Some therefore cried one thing, and some another. — Better, kept on crying. The graphic character of the whole narrative makes it almost certain that it must have come from an eye-witness, or possibly from more than one. Aristarchus or Gaius, who travelled to Jerusalem with St. Luke (Luke 20:4), and were with him also at Rome, may have told him the whole tale of the scene in which they had borne so prominent a part. Possibly, also, following up the hint thrown out in the Note on Acts 19:12, we may think of Tyrannus as having written a report of the tumult to St. Luke. The two conjunctions translated “therefore” (better, then) seem to carry the narrative back to what was passing in the theatre, after the parenthetical account of what had been going on between the Apostle, the disciples, and the Asiarchs outside it.

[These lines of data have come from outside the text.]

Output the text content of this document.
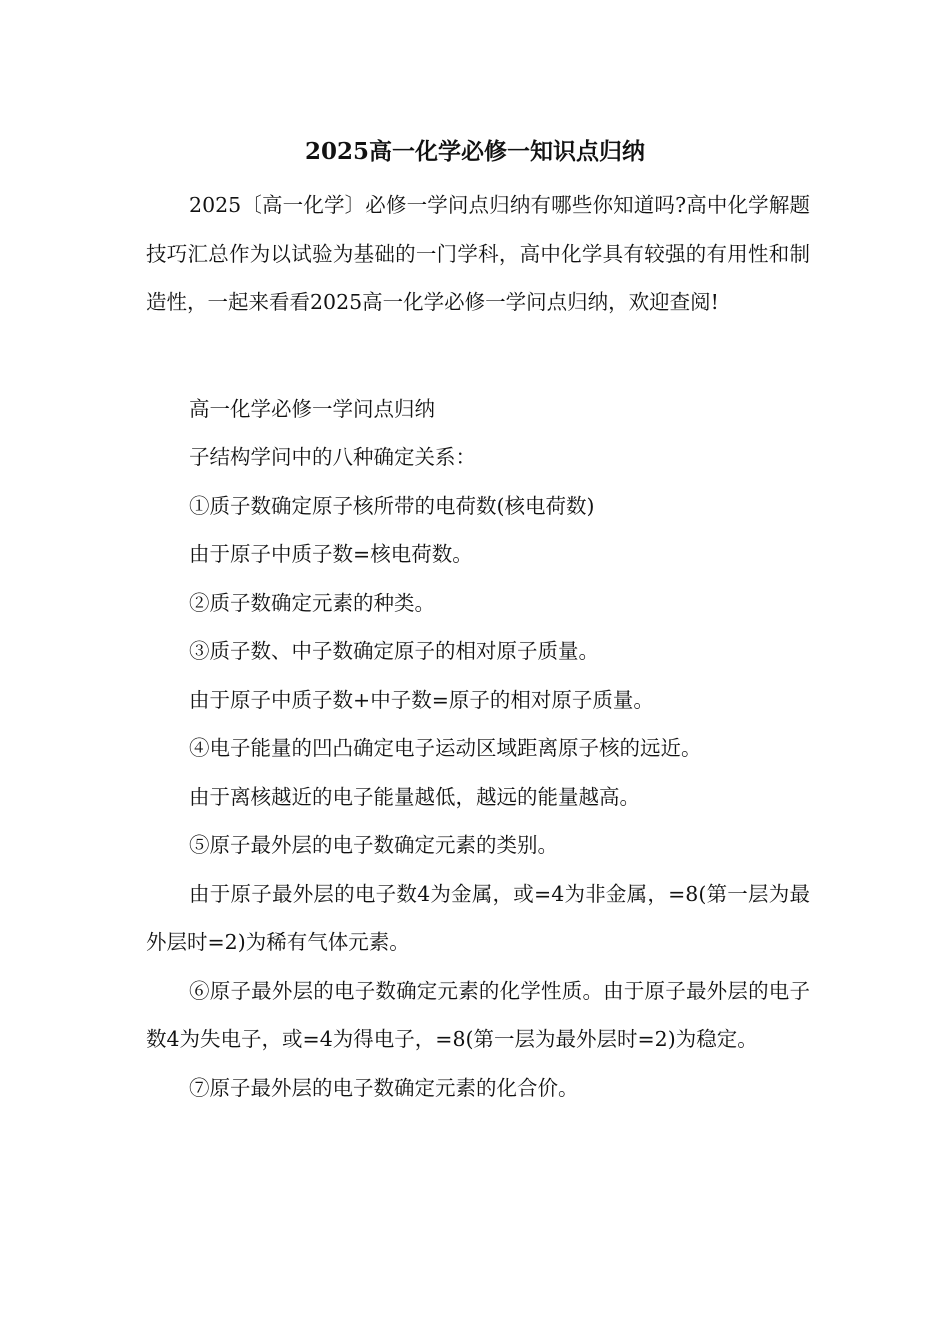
2025高一化学必修一知识点归纳

2025〔高一化学〕必修一学问点归纳有哪些你知道吗?高中化学解题技巧汇总作为以试验为基础的一门学科，高中化学具有较强的有用性和制造性，一起来看看2025高一化学必修一学问点归纳，欢迎查阅!

高一化学必修一学问点归纳

子结构学问中的八种确定关系：

①质子数确定原子核所带的电荷数(核电荷数)

由于原子中质子数=核电荷数。

②质子数确定元素的种类。

③质子数、中子数确定原子的相对原子质量。

由于原子中质子数+中子数=原子的相对原子质量。

④电子能量的凹凸确定电子运动区域距离原子核的远近。

由于离核越近的电子能量越低，越远的能量越高。

⑤原子最外层的电子数确定元素的类别。

由于原子最外层的电子数4为金属，或=4为非金属，=8(第一层为最外层时=2)为稀有气体元素。

⑥原子最外层的电子数确定元素的化学性质。由于原子最外层的电子数4为失电子，或=4为得电子，=8(第一层为最外层时=2)为稳定。

⑦原子最外层的电子数确定元素的化合价。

For the assembly was confused. — It is not without interest to note that the Greek word for assembly is the ecclesia, with which we are so familiar as applied to the Church of Christ. Strictly speaking, as the town-clerk is careful to point out (Acts 19:39), this mob gathering was not an ecclesia, but the word had come to be used vaguely.

Acts 19:32

32 Some therefore cried one thing, and some another: for the assembly was confused; and the more part knew not wherefore they were come together.